(Fig. 3a, b, Extended Data Fig. 3a, b and Supplementary Table 1). After 48 h, more than one-third of the transcriptome was differentially expressed (>5,000 genes; 405 genes encoding for proteins in the extracellular region, Gene Ontology (GO) accession 0005576), significantly overlapping with the gene expression changes of A375 tumours in vivo after 5 days of vemurafenib treatment (Fig. 3a, b and Extended Data Fig. 3c). Similar extensive gene expression changes were observed in Colo800 and UACC62 melanoma cells treated with vemurafenib and H3122 lung adenocarcinoma cells treated with crizotinib (Extended Data Fig. 3d). Despite different cell lineages, different oncogenic drivers, and different targeted therapies we observed a significant overlap between the secretome of melanoma and lung adenocarcinoma cells (P < 9.11 × 10−5)
The original paper
I would like to see similar to the figure f where it shows the intersection and significance overlap. To achieve that i got this code working till the intersection part but I dont know how to run the significance part.
library(reshape2)
library(venneuler)
RNA_seq_cds <- read.csv("~/Downloads/RNA_seq_gene_set.txt", header=TRUE, sep="\t")
head(RNA_seq_cds)
ATAC_seq <- read.csv("~/Downloads/ATAC_seq_gene_set.txt", header=TRUE, sep="\t")
head(ATAC_seq)
RNA_seq <- RNA_seq_cds
ATAC_seq <- ATAC_seq
#https://stackoverflow.com/questions/6988184/combining-two-data-frames-of-different-lengths
cbindPad <- function(...) {
args <- list(...)
n <- sapply(args, nrow)
mx <- max(n)
pad <- function(x, mx) {
if (nrow(x) < mx) {
nms <- colnames(x)
padTemp <- matrix(NA, mx - nrow(x), ncol(x))
colnames(padTemp) <- nms
if (ncol(x) == 0) {
return(padTemp)
} else {
return(rbind(x, padTemp))
}
} else {
return(x)
}
}
rs <- lapply(args, pad, mx)
return(do.call(cbind, rs))
}
dat <- cbindPad(ATAC_seq, RNA_seq)
vennfun <- function(x) {
x$id <- seq(1, nrow(x)) #add a column of numbers (required for melt)

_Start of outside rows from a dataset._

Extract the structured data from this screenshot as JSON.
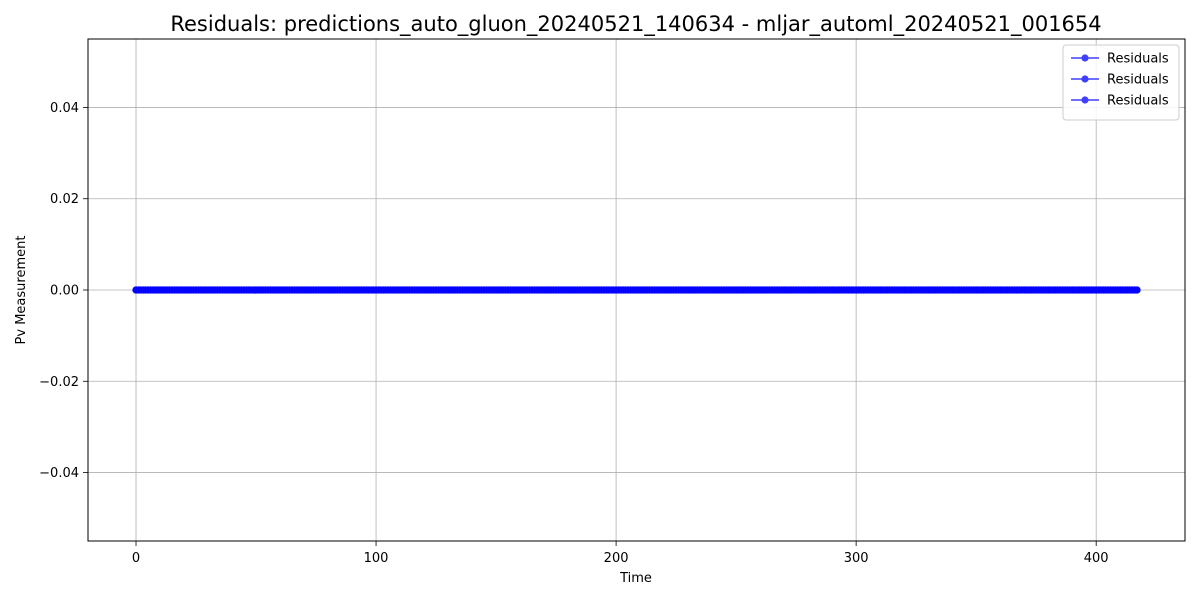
{
  "chart_data": {
    "type": "line",
    "title": "Residuals: predictions_auto_gluon_20240521_140634 - mljar_automl_20240521_001654",
    "xlabel": "Time",
    "ylabel": "Pv Measurement",
    "xlim": [
      -20,
      437
    ],
    "ylim": [
      -0.055,
      0.055
    ],
    "xticks": [
      0,
      100,
      200,
      300,
      400
    ],
    "yticks": [
      -0.04,
      -0.02,
      0.0,
      0.02,
      0.04
    ],
    "xtick_labels": [
      "0",
      "100",
      "200",
      "300",
      "400"
    ],
    "ytick_labels": [
      "−0.04",
      "−0.02",
      "0.00",
      "0.02",
      "0.04"
    ],
    "grid": true,
    "legend_position": "top-right",
    "series": [
      {
        "name": "Residuals",
        "color": "#0000ff",
        "x_start": 0,
        "x_end": 417,
        "x_step": 1,
        "constant_value": 0.0
      },
      {
        "name": "Residuals",
        "color": "#0000ff",
        "x_start": 0,
        "x_end": 417,
        "x_step": 1,
        "constant_value": 0.0
      },
      {
        "name": "Residuals",
        "color": "#0000ff",
        "x_start": 0,
        "x_end": 417,
        "x_step": 1,
        "constant_value": 0.0
      }
    ]
  }
}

xm <- melt(x, id.vars="id", na.rm=TRUE) #melt table into two columns (value & variable)
xc <- dcast(xm, value~variable, fun.aggregate=length) #remove NA's, list presence/absence of each value for each variable (1 or 0)
rownames(xc) <- xc$value #value column=rownames (required for Venneuler)

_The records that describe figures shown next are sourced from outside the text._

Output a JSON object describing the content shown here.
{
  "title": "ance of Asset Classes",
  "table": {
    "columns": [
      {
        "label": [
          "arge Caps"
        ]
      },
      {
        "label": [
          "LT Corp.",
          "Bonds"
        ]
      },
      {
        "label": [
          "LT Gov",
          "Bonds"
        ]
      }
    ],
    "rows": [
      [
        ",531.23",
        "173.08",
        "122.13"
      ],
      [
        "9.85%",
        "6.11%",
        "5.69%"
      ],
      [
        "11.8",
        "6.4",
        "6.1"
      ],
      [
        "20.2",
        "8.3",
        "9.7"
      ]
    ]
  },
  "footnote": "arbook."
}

xc$value <- NULL #remove redundent value column
xc #output the new dataframe
}
#https://stackoverflow.com/questions/9121956/legend-venn-diagram-in-venneuler
VennDat <- vennfun(dat)
genes.venn <- venneuler(VennDat)
genes.venn$labels <- c("RNA", "\nATAC" )
# plot(genes.venn, cex =15, )
#https://stackoverflow.com/questions/30225151/how-to-create-venn-diagram-in-r-studio-from-group-of-three-frequency-column
#https://rstudio-pubs-static.s3.amazonaws.com/13301_6641d73cfac741a59c0a851feb99e98b.html
vd <- venneuler(VennDat)
vd$labels <- paste(genes.venn$labels, colSums(VennDat))
plot(vd, cex=10)
text(.3, .45,
bquote(bold("Common ="~.(as.character(sum(rowSums(VennDat) == 2))))),
col="red", cex=1)
LABS <- vd$labels
The above code gives me the intersection plot
Now the significance part how do i do that between two gene sets and show it as shown in the original figure.
My data which i have used to generate the above plot
Any suggestion or help would be really appreciated.